What I keep coming back to is how the documentary treats the question of blame. You won't find a villain here, and you won't find a heroine either. Instead, McFadden shows marriages as complicated ecosystems that fail in complicated ways. Both people usually did things wrong. Both people usually loved each other at some point. Both people are usually terrified about what comes next. The film doesn't shy away from the financial devastation—the loss of security, the scramble to rebuild a life on a single income, the impossible calculus of childcare and survival. But it also captures something quieter: the small moments of self-discovery, the unexpected friendships forged in the wreckage, the tentative reaching toward a future that might actually belong to these women themselves.
The performances—and yes, these are performances in the documentary sense, the act of being vulnerable in front of a camera—carry real weight. There's no manipulation, no swelling score telling you when to cry. Just women talking, sometimes breaking down, sometimes laughing at the absurdity of it all. That restraint is harder to pull off than melodrama, and it's why the film lingers.
Where to stream Broken Vows: Stories of Separation online
If you're looking to watch Broken Vows: Stories of Separation, you can currently find it on Prime Video. The film's availability may shift over time, so Movie OTT tracks where this title and thousands of others are currently streaming across platforms. The widget at the top of this page will show you exactly where you can access it right now—no guessing, no clicking through three different services to find out it's not there.
Prime Video's distribution means the film is accessible to millions of subscribers, though it's worth noting that availability can vary by region. Movie OTT keeps those details current, so if you're in a different country or region, check the widget to confirm whether it's available where you are. Streaming rights for documentaries can be surprisingly complicated, especially for independent work like this.
Frequently asked questions
Q: Who directed Broken Vows: Stories of Separation?
Sunnie McFadden directed this 2020 documentary. Her approach prioritizes the intimate, unvarnished perspectives of the women at the film's center rather than imposing a heavy-handed narrative framework.
Q: How long is Broken Vows: Stories of Separation?
The documentary runs 95 minutes. It's a focused runtime that McFadden uses efficiently to move between different women's stories without excessive padding or repetition.
Q: Where can I watch Broken Vows: Stories of Separation?
Broken Vows: Stories of Separation is currently available on Prime Video. Check the Movie OTT where-to-watch widget on this page for the most up-to-date availability in your region.
Q: What's the IMDb rating for Broken Vows: Stories of Separation?

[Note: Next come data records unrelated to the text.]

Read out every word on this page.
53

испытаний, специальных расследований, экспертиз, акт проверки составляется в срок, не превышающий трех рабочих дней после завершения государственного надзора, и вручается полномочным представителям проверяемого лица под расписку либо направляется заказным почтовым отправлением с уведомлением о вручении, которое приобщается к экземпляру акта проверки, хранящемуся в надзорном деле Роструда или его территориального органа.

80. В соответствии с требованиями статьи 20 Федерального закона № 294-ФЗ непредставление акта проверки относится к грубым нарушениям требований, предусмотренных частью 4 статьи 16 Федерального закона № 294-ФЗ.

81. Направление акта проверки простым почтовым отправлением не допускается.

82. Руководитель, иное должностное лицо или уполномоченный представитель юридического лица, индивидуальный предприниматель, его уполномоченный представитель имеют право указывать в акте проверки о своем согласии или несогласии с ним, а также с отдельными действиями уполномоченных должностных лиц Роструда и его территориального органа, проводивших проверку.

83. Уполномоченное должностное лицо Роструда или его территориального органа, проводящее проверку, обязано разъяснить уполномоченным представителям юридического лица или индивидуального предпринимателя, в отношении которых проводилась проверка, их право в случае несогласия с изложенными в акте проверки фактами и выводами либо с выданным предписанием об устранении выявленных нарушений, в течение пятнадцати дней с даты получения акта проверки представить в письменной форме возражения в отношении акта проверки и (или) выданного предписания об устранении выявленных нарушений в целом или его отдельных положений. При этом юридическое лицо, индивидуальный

The film holds a 4 out of 10 rating on IMDb. That lower score likely reflects how challenging many viewers find the film's refusal to offer easy emotional catharsis or narrative resolution.
Q: Is Broken Vows: Stories of Separation based on true stories?
Yes—the documentary features real women sharing their actual experiences of separation and marriage breakdown. There's no dramatization or recreation; it's built entirely on firsthand accounts.
Final thoughts on Broken Vows: Stories of Separation
Broken Vows: Stories of Separation won't be for everyone. It's uncomfortable. It doesn't wrap things up neatly. The women don't all emerge transformed or triumphant. But that's exactly why it matters. If you're looking for a documentary that respects your intelligence and doesn't condescend to its subjects—if you want to understand what separation actually feels like beyond the legal paperwork and custody agreements—this film is worth your time. It's a reminder that behind every divorce statistic is a person learning to live in a body and a life that suddenly feels unfamiliar.